INDIRA GANDHI: But in politics you can’t make a very categorical answer. I didn’t want to be in Parliament and I told everybody I wouldn’t stand but here I am.

Public Support and Electoral Defeat

JONATHAN DIMBLEBY: What do you think the Indian people saw in you? Did they feel that you had a particular sympathy for their cause? What made you the figure that you are in their eyes?

INDIRA GANDHI: It’s what I’ve done for them. It’s what they’ve seen that I’ve done.

JONATHAN DIMBLEBY: And yet they booted you out in 1977.

INDIRA GANDHI: Well, I think booted is a strong word. We were defeated.

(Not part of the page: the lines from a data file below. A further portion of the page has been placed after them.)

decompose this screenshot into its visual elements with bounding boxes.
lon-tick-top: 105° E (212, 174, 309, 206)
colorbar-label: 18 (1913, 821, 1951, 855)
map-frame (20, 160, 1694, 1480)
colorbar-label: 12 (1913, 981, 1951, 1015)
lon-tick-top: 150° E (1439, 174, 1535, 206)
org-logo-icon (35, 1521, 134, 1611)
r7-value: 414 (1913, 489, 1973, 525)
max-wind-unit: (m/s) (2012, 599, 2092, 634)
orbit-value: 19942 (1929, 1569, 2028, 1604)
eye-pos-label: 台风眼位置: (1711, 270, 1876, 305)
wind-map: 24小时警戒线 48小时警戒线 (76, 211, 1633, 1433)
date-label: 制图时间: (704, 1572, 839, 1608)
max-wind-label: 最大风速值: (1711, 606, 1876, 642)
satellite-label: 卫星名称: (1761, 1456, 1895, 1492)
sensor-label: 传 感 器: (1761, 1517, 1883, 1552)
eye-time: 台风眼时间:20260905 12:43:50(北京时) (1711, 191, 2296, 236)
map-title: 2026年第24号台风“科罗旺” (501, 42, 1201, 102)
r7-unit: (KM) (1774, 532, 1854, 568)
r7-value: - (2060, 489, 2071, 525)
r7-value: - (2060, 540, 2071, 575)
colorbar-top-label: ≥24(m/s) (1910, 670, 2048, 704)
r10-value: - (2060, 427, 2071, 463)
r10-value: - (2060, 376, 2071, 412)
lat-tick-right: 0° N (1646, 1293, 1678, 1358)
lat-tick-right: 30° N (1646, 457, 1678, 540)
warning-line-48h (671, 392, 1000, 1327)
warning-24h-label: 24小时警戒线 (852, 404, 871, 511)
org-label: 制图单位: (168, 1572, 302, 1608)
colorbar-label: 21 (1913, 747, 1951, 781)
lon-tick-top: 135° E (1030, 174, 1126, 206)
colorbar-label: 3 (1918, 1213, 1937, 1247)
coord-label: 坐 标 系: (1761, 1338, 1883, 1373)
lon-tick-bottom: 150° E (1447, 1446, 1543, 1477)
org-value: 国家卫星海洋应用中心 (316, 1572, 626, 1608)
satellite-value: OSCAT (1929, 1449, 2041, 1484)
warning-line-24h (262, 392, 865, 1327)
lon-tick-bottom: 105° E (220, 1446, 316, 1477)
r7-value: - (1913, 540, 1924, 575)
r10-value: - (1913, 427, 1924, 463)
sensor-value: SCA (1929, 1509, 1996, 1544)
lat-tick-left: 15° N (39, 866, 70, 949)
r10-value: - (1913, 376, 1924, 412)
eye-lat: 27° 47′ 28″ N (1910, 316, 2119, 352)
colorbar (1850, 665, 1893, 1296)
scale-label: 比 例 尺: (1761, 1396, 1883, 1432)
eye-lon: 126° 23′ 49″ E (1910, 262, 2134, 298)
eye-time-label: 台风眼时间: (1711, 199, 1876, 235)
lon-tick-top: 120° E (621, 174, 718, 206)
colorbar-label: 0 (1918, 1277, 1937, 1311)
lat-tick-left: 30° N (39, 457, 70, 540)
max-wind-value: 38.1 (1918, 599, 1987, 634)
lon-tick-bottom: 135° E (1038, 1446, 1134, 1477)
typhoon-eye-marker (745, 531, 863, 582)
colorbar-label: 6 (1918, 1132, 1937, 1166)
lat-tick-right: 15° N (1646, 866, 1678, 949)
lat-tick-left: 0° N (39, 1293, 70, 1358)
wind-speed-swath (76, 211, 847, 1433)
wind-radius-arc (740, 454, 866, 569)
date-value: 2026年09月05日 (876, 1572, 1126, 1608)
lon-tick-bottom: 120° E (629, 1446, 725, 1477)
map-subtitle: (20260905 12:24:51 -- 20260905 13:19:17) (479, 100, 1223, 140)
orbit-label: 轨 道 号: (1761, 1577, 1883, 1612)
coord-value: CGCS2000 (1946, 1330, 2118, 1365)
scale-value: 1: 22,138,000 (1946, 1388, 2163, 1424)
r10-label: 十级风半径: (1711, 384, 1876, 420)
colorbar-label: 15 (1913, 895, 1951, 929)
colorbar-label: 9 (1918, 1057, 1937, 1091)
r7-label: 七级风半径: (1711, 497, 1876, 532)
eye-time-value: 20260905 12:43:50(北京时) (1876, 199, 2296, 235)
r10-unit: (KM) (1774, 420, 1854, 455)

But within less than a month after the defeat they were coming back to me because there was such a sustained, malicious propaganda that people were taken in by it.

JONATHAN DIMBLEBY: When people like your own parliamentary spokesman describe you as the woman to whom the gods have entrusted the destiny of India what’s your reaction?

INDIRA GANDHI: I haven’t even heard this phrase. I don’t know who’s used it.

JONATHAN DIMBLEBY: Do you regard that kind of phrase as a meaningless extravagance?

INDIRA GANDHI: Yes. And in India, most speeches are full of this thing. If you see the addresses that are presented to anybody not me, anybody at all you will be full of phrases like this.

The State of Emergency

JONATHAN DIMBLEBY: Do you ever feel that you have in any way abused the trust that the Indian people have put in you?

INDIRA GANDHI: Certainly not.

JONATHAN DIMBLEBY: I’d like, obviously, because that’s a question directed towards the state of emergency which you declared in 1975 when you gave yourself very great powers and you explained, if I’m right when you wrote to the president requiring the permission to carry out the state of emergency information has reached us which indicates that there is an imminent danger to the security of India.